Book Review: Abracadabra, It’s Spring by Anne Sibley O’Brien

Abracadabra It’s Spring. By Anne Sibley O’Brien. Illustrated by Susan Gal

Ages: 2-5

(I am an Amazon Affiliate. I do not get paid to review books but if you click on the link and purchase a book I do receive a percentage. I am using the proceeds to start a literacy non-profit.)

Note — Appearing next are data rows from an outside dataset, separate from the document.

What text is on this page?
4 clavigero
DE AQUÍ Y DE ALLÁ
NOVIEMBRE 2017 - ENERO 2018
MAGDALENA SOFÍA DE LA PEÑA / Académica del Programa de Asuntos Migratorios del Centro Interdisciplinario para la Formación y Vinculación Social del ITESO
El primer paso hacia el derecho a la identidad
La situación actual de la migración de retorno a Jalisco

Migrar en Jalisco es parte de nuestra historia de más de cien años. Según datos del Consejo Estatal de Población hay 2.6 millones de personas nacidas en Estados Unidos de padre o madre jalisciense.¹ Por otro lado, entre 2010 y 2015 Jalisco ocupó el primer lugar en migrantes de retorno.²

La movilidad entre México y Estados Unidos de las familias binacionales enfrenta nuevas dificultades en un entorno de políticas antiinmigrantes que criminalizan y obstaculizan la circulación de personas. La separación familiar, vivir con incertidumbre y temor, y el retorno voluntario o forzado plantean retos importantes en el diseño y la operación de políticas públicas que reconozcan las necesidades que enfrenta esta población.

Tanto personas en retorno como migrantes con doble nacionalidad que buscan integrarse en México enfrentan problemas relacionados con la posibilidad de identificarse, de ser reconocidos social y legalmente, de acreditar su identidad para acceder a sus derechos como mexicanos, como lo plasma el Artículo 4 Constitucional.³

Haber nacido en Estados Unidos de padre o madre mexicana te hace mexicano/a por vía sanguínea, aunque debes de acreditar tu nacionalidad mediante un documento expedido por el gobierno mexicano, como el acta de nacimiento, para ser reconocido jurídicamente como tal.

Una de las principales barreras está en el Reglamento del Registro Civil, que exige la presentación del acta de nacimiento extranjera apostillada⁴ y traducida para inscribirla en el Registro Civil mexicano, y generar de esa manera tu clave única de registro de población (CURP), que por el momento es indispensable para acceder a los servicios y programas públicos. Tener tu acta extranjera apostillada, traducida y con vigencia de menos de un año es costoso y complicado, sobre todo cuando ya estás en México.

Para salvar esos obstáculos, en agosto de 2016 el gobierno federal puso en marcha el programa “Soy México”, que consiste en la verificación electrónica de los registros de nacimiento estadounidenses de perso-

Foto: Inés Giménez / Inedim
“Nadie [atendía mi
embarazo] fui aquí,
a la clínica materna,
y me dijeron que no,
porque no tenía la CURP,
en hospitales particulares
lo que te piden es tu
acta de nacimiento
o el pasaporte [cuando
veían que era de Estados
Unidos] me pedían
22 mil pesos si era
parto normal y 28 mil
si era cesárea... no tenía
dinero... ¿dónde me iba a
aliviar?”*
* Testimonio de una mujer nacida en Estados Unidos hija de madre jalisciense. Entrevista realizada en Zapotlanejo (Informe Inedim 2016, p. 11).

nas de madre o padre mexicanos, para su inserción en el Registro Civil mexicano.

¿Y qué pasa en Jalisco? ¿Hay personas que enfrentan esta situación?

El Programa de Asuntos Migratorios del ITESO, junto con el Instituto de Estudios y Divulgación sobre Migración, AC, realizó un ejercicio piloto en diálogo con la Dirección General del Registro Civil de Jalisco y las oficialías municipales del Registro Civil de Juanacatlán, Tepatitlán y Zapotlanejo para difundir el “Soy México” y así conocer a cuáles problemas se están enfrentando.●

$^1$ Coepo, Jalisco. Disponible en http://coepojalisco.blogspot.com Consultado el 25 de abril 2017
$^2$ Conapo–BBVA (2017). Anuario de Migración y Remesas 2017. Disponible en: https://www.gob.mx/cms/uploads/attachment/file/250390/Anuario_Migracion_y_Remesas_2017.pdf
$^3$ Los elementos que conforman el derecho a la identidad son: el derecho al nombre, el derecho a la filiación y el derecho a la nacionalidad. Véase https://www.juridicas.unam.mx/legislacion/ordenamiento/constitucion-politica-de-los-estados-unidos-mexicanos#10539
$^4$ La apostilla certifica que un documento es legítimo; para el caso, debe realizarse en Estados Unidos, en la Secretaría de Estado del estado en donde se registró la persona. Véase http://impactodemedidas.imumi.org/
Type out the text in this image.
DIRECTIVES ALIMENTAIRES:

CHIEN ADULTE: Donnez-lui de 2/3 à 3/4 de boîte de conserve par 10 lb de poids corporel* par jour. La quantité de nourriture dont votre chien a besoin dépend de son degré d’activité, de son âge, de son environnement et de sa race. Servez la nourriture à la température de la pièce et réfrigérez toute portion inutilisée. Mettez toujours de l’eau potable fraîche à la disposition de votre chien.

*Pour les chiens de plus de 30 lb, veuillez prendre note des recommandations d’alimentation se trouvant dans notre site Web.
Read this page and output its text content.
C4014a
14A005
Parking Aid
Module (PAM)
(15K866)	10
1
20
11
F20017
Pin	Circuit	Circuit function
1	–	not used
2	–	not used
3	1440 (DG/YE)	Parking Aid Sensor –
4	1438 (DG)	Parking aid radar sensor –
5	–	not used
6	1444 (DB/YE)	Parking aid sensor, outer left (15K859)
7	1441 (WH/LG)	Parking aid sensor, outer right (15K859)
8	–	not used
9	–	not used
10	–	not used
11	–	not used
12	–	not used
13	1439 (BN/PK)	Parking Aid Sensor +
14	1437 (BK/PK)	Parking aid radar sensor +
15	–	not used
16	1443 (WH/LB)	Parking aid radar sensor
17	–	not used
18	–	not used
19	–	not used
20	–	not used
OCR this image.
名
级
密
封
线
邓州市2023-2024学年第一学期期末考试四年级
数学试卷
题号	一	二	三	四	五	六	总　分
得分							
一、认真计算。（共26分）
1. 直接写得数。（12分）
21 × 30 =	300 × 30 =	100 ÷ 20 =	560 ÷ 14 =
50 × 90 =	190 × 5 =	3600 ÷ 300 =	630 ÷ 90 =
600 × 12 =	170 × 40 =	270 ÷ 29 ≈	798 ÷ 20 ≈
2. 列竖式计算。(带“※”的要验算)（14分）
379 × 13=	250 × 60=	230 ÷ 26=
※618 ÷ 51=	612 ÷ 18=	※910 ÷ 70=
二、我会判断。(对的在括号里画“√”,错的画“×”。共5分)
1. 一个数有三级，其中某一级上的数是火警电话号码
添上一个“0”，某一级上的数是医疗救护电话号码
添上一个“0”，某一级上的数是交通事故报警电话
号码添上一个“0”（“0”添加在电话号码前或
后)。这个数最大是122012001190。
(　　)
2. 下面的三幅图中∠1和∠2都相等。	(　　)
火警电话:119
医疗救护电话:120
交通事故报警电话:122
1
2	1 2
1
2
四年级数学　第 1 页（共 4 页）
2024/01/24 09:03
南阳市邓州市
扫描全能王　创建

Abracadabra It’s spring is simply written text about the surprises and magic of spring. The sturdy-fold-out pages and colorful and bright pictures will draw in young and older preschooler readers alike. Children can open the fold-outs to reveal the surprise inside. (PRINT MOTIVATION, PRINT AWARENESS) The magical incantations are fun ways to explore the sounds of words and the words are written in different colors highlighting the letters used. (PHONOLOGICAL AWARENESS, LETTER AWARENESS) The realistic and concrete story is perfect for young children. Have fun naming the animals and plants revealed on the pages. (VOCABULARY) Although the picture book doesn’t have a strong narrative the progression from wintery days to sunny spring will provide a natural story rhythm for the child.

SKILLS HIGHLIGHTED:

  • PRINT MOTIVATION
  • PRINT AWARENESS
  • PHONOLOGICAL AWARENESS
  • LETTER AWARENESS
  • VOCABULARY

QUESTIONS TO ASK:

  • Look at the cover of the book together with your child. Talk about what they see during the spring. How is it different from the other seasons of fall, winter and summer.
  • Question to ask during story: What happened to the snow on the ground? Where did it go?
  • Question to ask: What plant do you think the green chute will turn into? What do plants need to grow?
  • After the story: How many birds do you see in the book?
  • After the story: What other kinds of animals are there? Which is the biggest animal in the book? Which is the smallest? Which animal do you like the most?
  • After the story: What are the children doing? How do they celebrate spring do you think?

 

TAKE IT OFF THE PAGE:

  • Help birds make a nest! Cut up short pieces of string and yarn with your child and set out for birds. You can also gather small twigs, untreated pet hair etc. for birds to use.
  • Take a nature walk in a nearby park or woods and see how the season is changing. Notice what plants are around and identify them for your child. Look for animal habits and animals. What do the leaves look like now, and how will they change as the weather changes.
  • Write your own season book! Think about what the animals are doing, what plants are out and “usual suspects” suspects of the season.